A subsequent six-year stint at Swift Current Bible College—though rewarding—also ended amidst turmoil. Numerous faculty members resigned in the face of a push for reforms by conservative elements in the constituency. Hildebrand felt wounded that no conference leaders defended their faculty friends.
From there, the Hildebrands ended up at Springstein Mennonite, east of Winnipeg. Hildebrand writes candidly and graciously about successfully navigating inevitable tensions, including a readers theatre that led to a “boycott” by some seniors.
Overall, it was a “healing” time for Hildebrand and a “good match.” Still, over time, “restlessness,” slumping morale, and other opportunities brought him back to the creek-side pastures of his youth and a part-time position at nearby Trinity Mennonite in Mather, Man. Hildebrand gave attention to both human and woolly flocks for eight years until retiring from church work in 2002.
In response to the memoir, Erin Morash says, “Pastors are their collective life experiences.” She appreciated Hildebrand’s candour about the role of a rural pastor. Morash has been a pastor for 17 years at the Crystal City, Man., church that Hildebrand attended in his youth and again now. She also served a much larger church in Winnipeg.
Living and pastoring in a town of a few hundred, Morash says people notice what you drive, where you buy groceries, and when you go to the city, which Morash does regularly, in part to shed her work role, which is difficult to shed in town. “Everyone needs privacy,” she says, and boundaries are “tricky.”
Hildebrand says some people related more freely with him when he became a former pastor. Morash noted that Hildebrand is “honest about the freedom that retirement from ministry gives him when it comes to sharing the parts of his theology that might have been hard for the majority of an average congregation to digest.”
Morash says one benefit of rural pastoring is that she knows more about her parishioners than she did in Winnipeg, in part because she sees people in the rest of their lives—at work, with extended family, at the post office, and in the coffee shops, which she visits weekly (men’s on one side of the street, women’s on the other). She learns about people’s needs. And the contextual familiarity is especially helpful when supporting people in times of crisis.
She also knows about people’s feuds, including the long-standing ones. Hildebrand writes that in each of the four rural churches he has been part of he knew of decades-old conflicts related to land transactions between members. Morash says, “Communities find ways to build bridges around these feuds” because it is too costly not to.

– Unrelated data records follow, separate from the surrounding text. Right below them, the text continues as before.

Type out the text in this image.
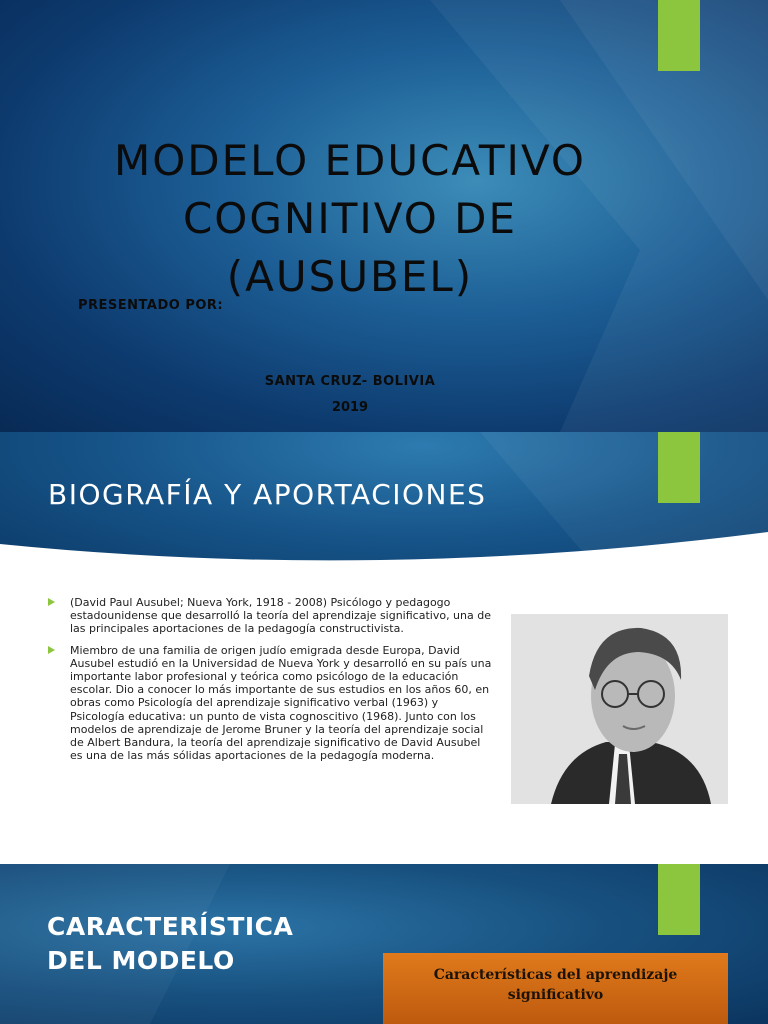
MODELO EDUCATIVO COGNITIVO DE (AUSUBEL)
PRESENTADO POR:
SANTA CRUZ- BOLIVIA
2019
BIOGRAFÍA Y APORTACIONES
(David Paul Ausubel; Nueva York, 1918 - 2008) Psicólogo y pedagogo estadounidense que desarrolló la teoría del aprendizaje significativo, una de las principales aportaciones de la pedagogía constructivista.
Miembro de una familia de origen judío emigrada desde Europa, David Ausubel estudió en la Universidad de Nueva York y desarrolló en su país una importante labor profesional y teórica como psicólogo de la educación escolar. Dio a conocer lo más importante de sus estudios en los años 60, en obras como Psicología del aprendizaje significativo verbal (1963) y Psicología educativa: un punto de vista cognoscitivo (1968). Junto con los modelos de aprendizaje de Jerome Bruner y la teoría del aprendizaje social de Albert Bandura, la teoría del aprendizaje significativo de David Ausubel es una de las más sólidas aportaciones de la pedagogía moderna.
CARACTERÍSTICA
DEL MODELO	Características del aprendizaje
significativo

The broader Mennonite family (“conference”) is vital to her congregation, says Morash. It is “part of their identity” and necessary for their survival.
Hildebrand’s story is likewise embedded in the broader Anabaptist story, centred for him in the belief in “following Jesus in life,” the church as a “fellowship of believers,” and dedication to “the way of peace.”
Toward the end of his story, Hildebrand expands this circle to include the influence of writers Marcus Borg, John Spong and Richard Rohr, whose writing on mysticism opened up for Hildebrand “the elements of wonder, awe, and mystery of all that surrounds us.”
“God is in everything,” he continues, noting that all life and growth, starting in the womb, requires nutrients from the earth. From God. Then, with the earthiness of a farmer, a twinkle of mysticism, and the sensibilities of a shepherd who often stood next to a hole to speak the words of “dust to dust,” Hildebrand says: “I proclaim that I came from God (the earth) and in death I return to God (the earth). I’m satisfied with that. I trust I’ll face death with this peace.”